Pakistani physician who sought to help Islamic State sentenced to 18 years

A Pakistani physician and former Mayo Clinic analysis coordinator who sought to hitch the Islamic State terrorist group to battle in Syria and expressed curiosity in finishing up assaults on U.S. soil was sentenced Friday to 18 years in jail.

Muhammad Masood, 31, pleaded responsible a 12 months in the past to trying to offer materials help to a international terrorist group. Prosecutors mentioned he tried unsuccessfully to journey from the U.S. to Syria through Jordan in 2020, then agreed to fly from Minneapolis to Los Angeles to fulfill up with somebody he thought would assist him journey by cargo ship to IS territory.

But FBI brokers arrested him on the Minneapolis airport on March 19, 2020, after he checked in for his flight.

U.S. District Judge Paul Magnuson handed down his sentence Friday in St.
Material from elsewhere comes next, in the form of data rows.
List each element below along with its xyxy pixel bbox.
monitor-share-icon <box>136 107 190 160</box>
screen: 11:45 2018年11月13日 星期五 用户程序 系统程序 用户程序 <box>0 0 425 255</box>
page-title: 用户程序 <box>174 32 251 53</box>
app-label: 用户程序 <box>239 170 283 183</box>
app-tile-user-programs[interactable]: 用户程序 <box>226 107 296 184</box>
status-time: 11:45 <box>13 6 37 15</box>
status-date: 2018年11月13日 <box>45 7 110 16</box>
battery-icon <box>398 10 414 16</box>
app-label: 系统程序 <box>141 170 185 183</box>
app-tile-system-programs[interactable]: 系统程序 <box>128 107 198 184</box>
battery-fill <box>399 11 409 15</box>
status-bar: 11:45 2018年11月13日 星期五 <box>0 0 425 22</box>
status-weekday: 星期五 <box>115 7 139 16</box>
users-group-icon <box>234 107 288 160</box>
Paul.

Prosecutors mentioned Masood was within the U.S. on a piece visa. They alleged that beginning in January 2020, he made a number of statements to paid informants — whom he believed have been IS members — pledging his allegiance to the group and its chief. Prosecutors additionally mentioned he expressed a need to hold out “lone wolf” assaults within the U.S.

An FBI affidavit mentioned brokers started investigating in 2020 after studying that somebody, later decided to be Masood, had posted messages on an encrypted social media platform indicating an intent to help IS. Masood contacted one of many informants on the platform and mentioned he was a medical physician with a Pakistani passport and wished to journey to Syria, Iraq or northern Iran close to Afghanistan “to fight on the front line as well as help the wounded brothers,” the doc mentioned.

The Mayo Clinic has confirmed that Masood previously labored at its medical heart within the southeastern Minnesota metropolis of Rochester however mentioned he was not employed there when he was arrested.

The Islamic State group took management of huge elements of Iraq and Syria in 2014, and it drew fighters from internationally. The group misplaced its maintain on that territory in 2019. But United Nations specialists mentioned final week that it nonetheless instructions 5,000 to 7,000 members throughout its former stronghold, regardless of current setbacks, and that its fighters pose essentially the most critical terrorist menace in Afghanistan right now.

Minnesota has been a recruiting floor for terrorist teams. Roughly three dozen Minnesotans — largely males from the state’s giant Somali group — have left since 2007 to hitch al-Shabab — al-Qaida’s affiliate in East Africa, which nonetheless controls elements of rural Somalia — or militant teams in Syria together with IS. Several others have been convicted on terrorism-related costs for plotting to hitch or present help to these teams.